Perjalanan Seorang Mahasiswa Keperawatan
Oleh: Heroza Harni Skep
Perawat dalam bahasa Inggris: nurse, berasal dari bahasa Latin: nutrix yang
berarti merawat atau memelihara, adalah profesi yang difokuskan pada perawatan
individu, keluarga, dan masyarakat sehingga mereka dapat mencapai,
mempertahankan, atau memulihkan kesehatan yang optimal dan kualitas hidup dari
lahir sampai mati.
Perawat bekerja dalam berbagai besar spesialisasi di mana mereka bekerja
secara independen dan sebagai bagian dari sebuah tim untuk menilai,
merencanakan, menerapkan dan mengevaluasi perawatan.
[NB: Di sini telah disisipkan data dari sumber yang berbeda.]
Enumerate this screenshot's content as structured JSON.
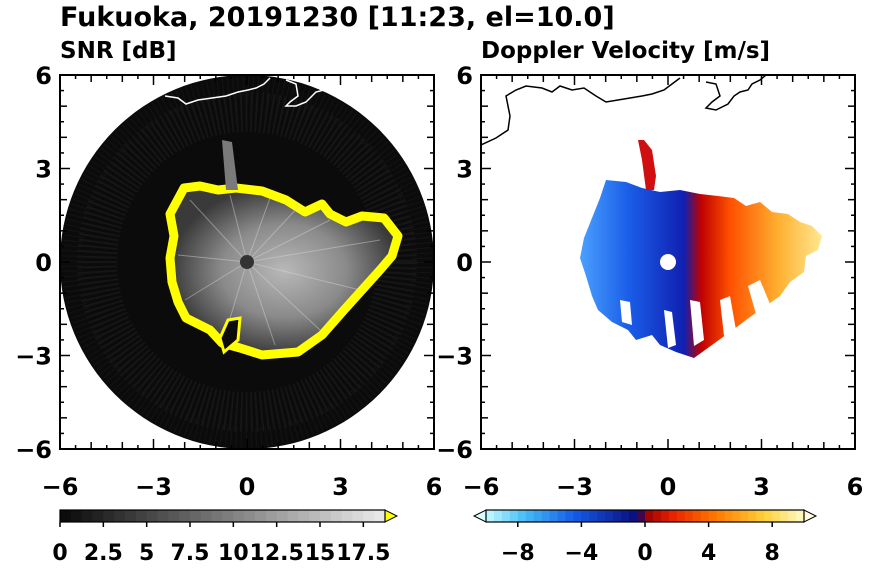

Ilmu Keperawatan adalah bidang pengetahuan dibentuk berdasarkan kontribusi
dari ilmuwan keperawatan melalui peer-review jurnal ilmiah dan praktik yang
dibuktikan berbasis. Ini merupakan bidang yang dinamis praktik dan penelitian
yang didasarkan dalam budaya kontemporer dan kekhawatiran itu sendiri dengan
baik mainstream dan subkultur terpinggirkan dalam rangka untuk memberikan
perawatan budaya paling sensitif dan kompeten.
Saat ini profesi perawat telah mendapatkan perlindungan hukum melalui
disahkannya undang undang keperawatan nomor 38 tahun 2014. Dengan adanya undang
undang ini diharapakan perawat dapat bekerja sesuai peran profesinya secara
lebih profesional, bertanggungjawab dan lebih optimal.
Pendidikan profesi perawat semakin maju, universitas seperti UI
(Universitas Indonesia) telah menawarkan spesialisasi dalam pendidikan
masternya, diantaranya spesialis keperawatan anak, keperawatan jiwa,
keperawatan maternitas, keperawatan medikal bedah.
Pendidikan keperawatan di Indonesia di golongkan menjadi 4 kelompok besar
yakni: Pendidikan vokasi, ditempuh dalam waktu 3 tahun untuk diploma 3 dengan
gelar 'Ahli Madaya Keperawatan (Amd.Kep) dan 4 tahun untuk vokasi khusus dengan
gelar Sarjana Sians Terapan (S.ST). Pendidikan profesional, ditempuh dalam
waktu 4 tahun untuk program Sarjana Keperawatan (S.Kep) dan tambahan 1 tahun
untuk pendidikan profesi Ners (Ns). Pendidikan Master dan Spesialis, yakni
Master Keperawatan (M.Kep) dan terdapat pesialis keperawatan anak, keperawatan
jiwa, keperawatan maternitas, keperawatan medikal bedah. Dan Pendidikan
doktoral, ditempuh untuk melakukan riset tentang keperawatan.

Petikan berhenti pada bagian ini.